CATHAY TO TRIM JOBS
Plan will involve consolidation of sales, marketing, cargo and airport-based ops
CATHAY Pacific Airways Ltd plans to cut jobs at its overseas operations as part of the company’s three-year restructuring efforts, the South China Morning Post reported.
The airline’s plan would involve the consolidation of its overseas sales, marketing, cargo and airport-based operations, said the newspaper, citing a source it didn’t identify.
Cathay, which has about 7,600 employees based in 100 locations outside of here, Kong, declined to reveal how many would be affected or which markets they were from, according to the report.
Following the new design of Cathay’s head office structure, it was reorganising other teams to enable quicker and better informed decisions to be made, said the carrier.
An internal memo had been shared with employees on the restructuring and the work would continue over the coming months, said Cathay.
The aim was to establish a structure that “modernises our ways of working and thinking, makes us leaner and more agile”, said Cathay, without referring to any job cuts.

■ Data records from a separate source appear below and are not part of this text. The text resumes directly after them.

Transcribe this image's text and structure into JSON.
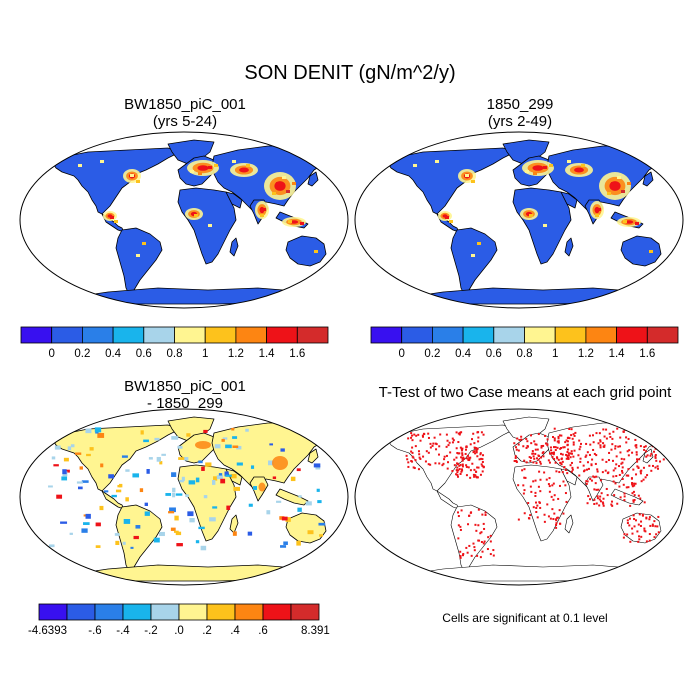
{
  "main_title": "SON DENIT (gN/m^2/y)",
  "colors": {
    "palette": [
      "#3810f0",
      "#2b5ce6",
      "#2a7fe8",
      "#19b4ec",
      "#a8d4ea",
      "#fff591",
      "#fdc21c",
      "#fd8512",
      "#ee1218",
      "#d42b2b"
    ],
    "map_ocean": "#ffffff",
    "map_outline": "#000000"
  },
  "panels": [
    {
      "id": "case",
      "title_line1": "BW1850_piC_001",
      "title_line2": "(yrs 5-24)",
      "base_color": "#2b5ce6",
      "style": "field"
    },
    {
      "id": "control",
      "title_line1": "1850_299",
      "title_line2": "(yrs 2-49)",
      "base_color": "#2b5ce6",
      "style": "field"
    },
    {
      "id": "diff",
      "title_line1": "BW1850_piC_001",
      "title_line2": "- 1850_299",
      "base_color": "#fff591",
      "style": "diff"
    },
    {
      "id": "ttest",
      "title_line1": "T-Test of two Case means at each grid point",
      "title_line2": "",
      "base_color": "#ffffff",
      "style": "sig"
    }
  ],
  "colorbars": [
    {
      "id": "cbar-case",
      "labels": [
        "0",
        "0.2",
        "0.4",
        "0.6",
        "0.8",
        "1",
        "1.2",
        "1.4",
        "1.6"
      ]
    },
    {
      "id": "cbar-control",
      "labels": [
        "0",
        "0.2",
        "0.4",
        "0.6",
        "0.8",
        "1",
        "1.2",
        "1.4",
        "1.6"
      ]
    },
    {
      "id": "cbar-diff",
      "labels": [
        "-.6",
        "-.4",
        "-.2",
        ".0",
        ".2",
        ".4",
        ".6"
      ],
      "min_label": "-4.6393",
      "max_label": "8.391"
    }
  ],
  "significance_note": "Cells are significant at 0.1 level",
  "chart_data": [
    {
      "type": "heatmap",
      "title": "BW1850_piC_001 (yrs 5-24)",
      "projection": "Robinson world map",
      "variable": "SON DENIT",
      "units": "gN/m^2/y",
      "levels": [
        0,
        0.2,
        0.4,
        0.6,
        0.8,
        1,
        1.2,
        1.4,
        1.6
      ],
      "hotspots": [
        "eastern Europe / western Russia",
        "east Asia",
        "south Asia",
        "central America",
        "southeast Asia islands"
      ]
    },
    {
      "type": "heatmap",
      "title": "1850_299 (yrs 2-49)",
      "projection": "Robinson world map",
      "variable": "SON DENIT",
      "units": "gN/m^2/y",
      "levels": [
        0,
        0.2,
        0.4,
        0.6,
        0.8,
        1,
        1.2,
        1.4,
        1.6
      ],
      "hotspots": [
        "eastern Europe / western Russia",
        "east Asia",
        "south Asia",
        "central America",
        "southeast Asia islands"
      ]
    },
    {
      "type": "heatmap",
      "title": "BW1850_piC_001 - 1850_299",
      "projection": "Robinson world map",
      "variable": "SON DENIT difference",
      "units": "gN/m^2/y",
      "levels": [
        -0.6,
        -0.4,
        -0.2,
        0.0,
        0.2,
        0.4,
        0.6
      ],
      "min": -4.6393,
      "max": 8.391
    },
    {
      "type": "heatmap",
      "title": "T-Test of two Case means at each grid point",
      "projection": "Robinson world map",
      "significance_level": 0.1
    }
  ]
}
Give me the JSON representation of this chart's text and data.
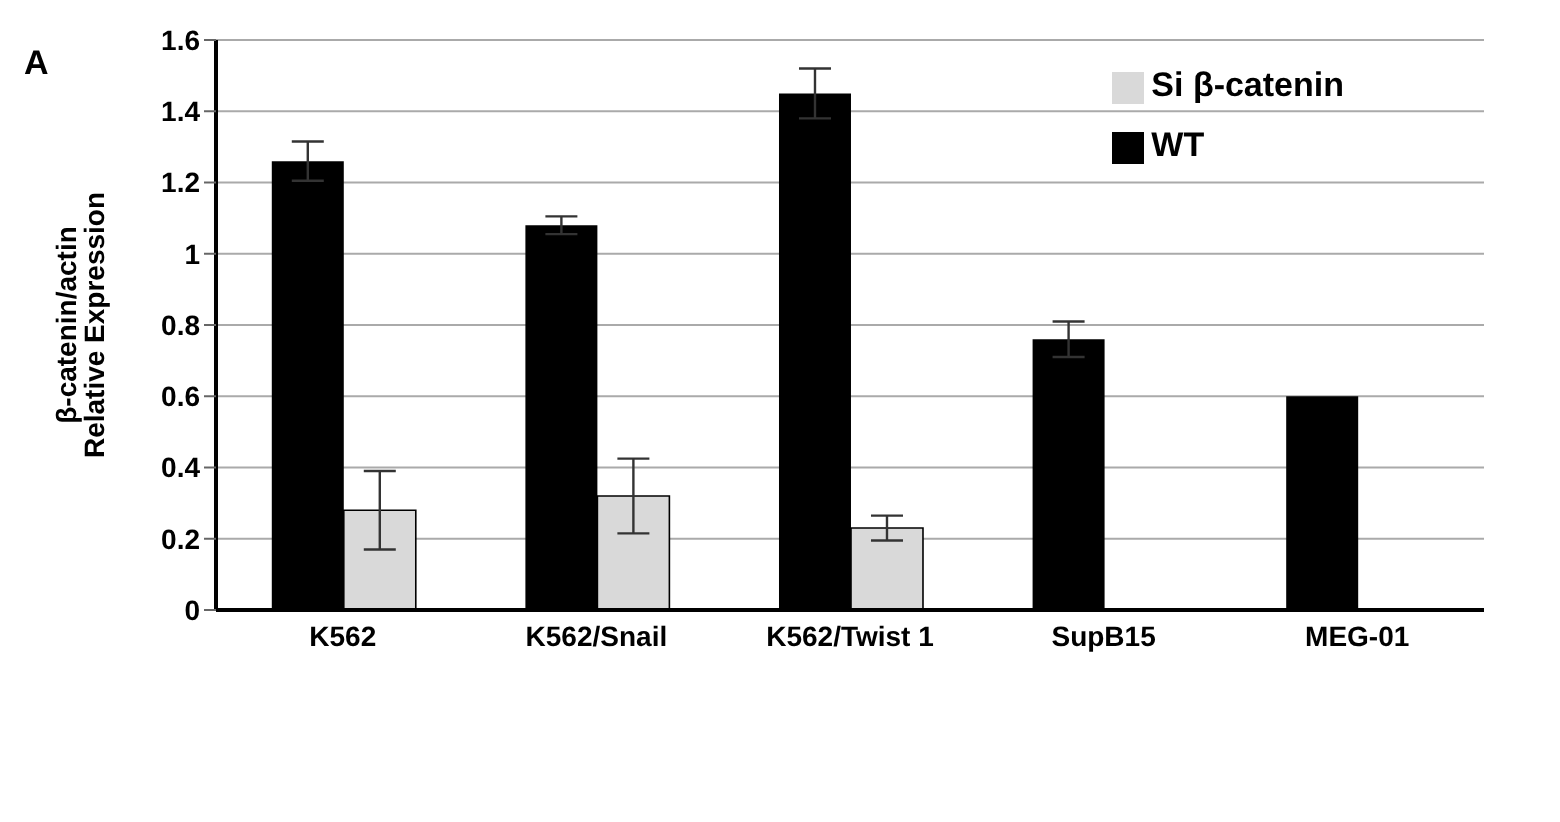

Chief executive officer Rupert Hogg, appointed in May last year, was trying to turn around the airline’s fortunes as it faced growing competition from budget carriers and rivals in neighbouring China.
He cut 600 jobs, here, last year and had taken delivery of new aircraft to help Cathay become more competitive.
As part of the restructuring plan, the airline will reduce costs by HK$4 billion (RM2 billion) over three years.
About HK$1 billion was expected to come from scaling back pilots’ benefits and allowances, said the newspaper.